Barb Cohen

Mom, Am I Disabled?

The Price of Being a Loner

Social interactions provide a reassuring glimpse into others' shortcomings.

Posted May 21, 2017

My daughter Sam does not like group work.  She does not enjoy the task of switching her attention between people who speak in rapid succession, sometimes over each other, and who somehow develop a plan of action while she is still processing a comment from minutes earlier.  She also does not enjoy watching as her contributions are ignored, even when (by my assessment) those ideas could be pursued more fruitfully than the idea that carries the day.  Because she cannot engage in the easy rapport of her classmates, they seem to tolerate, rather than value, her presence. Sam prefers to work alone, and I respect that preference.

"Guernica"/Pablo Picasso/Fair Use
Source: "Guernica"/Pablo Picasso/Fair Use

I also recognize that society needs people who work well with others, and society needs people who work well alone.  Picasso never sought collaborators for Guernica; most writers, while they appreciate editors and sounding boards for their ideas, write in solitude.  Solitude is a valid preference.

This is why I cringed when I read an article that argued, “Our social brain—which gives rise to our capacity to manage people, interactions, and relationships—is the most powerful component of human intelligence.”  I always cringe when I read declarations that some human characteristic is “most powerful,” because the declaration usually serves the author’s self-promoting purpose.  Either it elevates his or her skill set to the pinnacle of accomplishment, or it promotes the skill set that the author is paid to research and teach to others.  By promoting the “social brain” as the sine qua non, the most valuable trait we possess, the author implicitly demeans all of us whose talents lie elsewhere.

But I am realizing this school year that social deficits, at least for Sam, carry a price I had never thought about: impossible expectations of herself.  Sam assumes that she is the only student in her class who does not understand a concept.  

Source: "Spring 2013 hackNY"/hackNY.org/CC BY-SA 2.0

She assumes that her difficulty stems from an inherent inadequacy within her, never from a poor explanation or the difficulty of the material.  Over and over she asks, “Should I have known that?”  Sometimes she asks the question quietly, and sometimes she asks through tears.  And I realize that she has no way of knowing what she should have known, because she cannot recognize the other students’ confused expressions, nor does she engage in conversations about class.  My younger daughter, Kelly, started high school this year, and I’ve been amazed to learn how much discussion takes place over social media every evening.  The kids remind each other of the homework assignments, compare answers, ask for explanations from each other, and complain about their teachers.  Most parents will not be surprised to hear about this chatter, but those of us whose children are autistic never witness these reassuring exchanges.

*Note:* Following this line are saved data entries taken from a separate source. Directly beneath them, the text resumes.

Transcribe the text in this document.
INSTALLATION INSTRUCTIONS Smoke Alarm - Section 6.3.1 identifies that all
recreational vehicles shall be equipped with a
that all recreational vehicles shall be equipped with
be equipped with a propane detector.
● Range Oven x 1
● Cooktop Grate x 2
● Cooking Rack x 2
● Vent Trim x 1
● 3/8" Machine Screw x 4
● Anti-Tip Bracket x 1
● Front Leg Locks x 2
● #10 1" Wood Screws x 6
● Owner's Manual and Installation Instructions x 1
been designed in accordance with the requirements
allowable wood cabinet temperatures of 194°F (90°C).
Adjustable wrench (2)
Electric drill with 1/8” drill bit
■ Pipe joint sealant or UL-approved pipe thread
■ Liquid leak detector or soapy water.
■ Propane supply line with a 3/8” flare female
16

Should I have known that?  The world seems unpredictable, because an overabundance of sensory information has flooded Sam’s brain indiscriminately since the day she was born.  Determining causality involves choosing information from this overload, often arbitrarily.  Sanity involves blocking out much of the information, again arbitrarily.  What was missed?  Was it important?  Was the relevant information ever revealed?

Most people build their identity in part by comparing their experiences to those of other people.  Children compare grades, athletic prowess, and families.  They know if they are wearing the “cool” brand of shoes by listening and watching.  And then they decide if they care.  They learn how to navigate puberty with its highs and lows by scrutinizing the people around them and by (at least for girls) dissecting every social interaction with their closest friends.  They learn to rebound from failure by watching others also fail and by learning that their friends still like them, regardless of their performance.

Without a social brain, imperfection is never “normalized;” the soothing mantra “Everybody feels this way sometimes” cannot be internalized.  I am fine with my daughter preferring her own company and her own acts of creativity.  I am proud of her persistence.  I just wish I could hear her one day plead ignorance without belittling herself in the process.  Limited knowledge does not reflect failure.  I want her to believe, “It’s not all on you, my beautiful child.”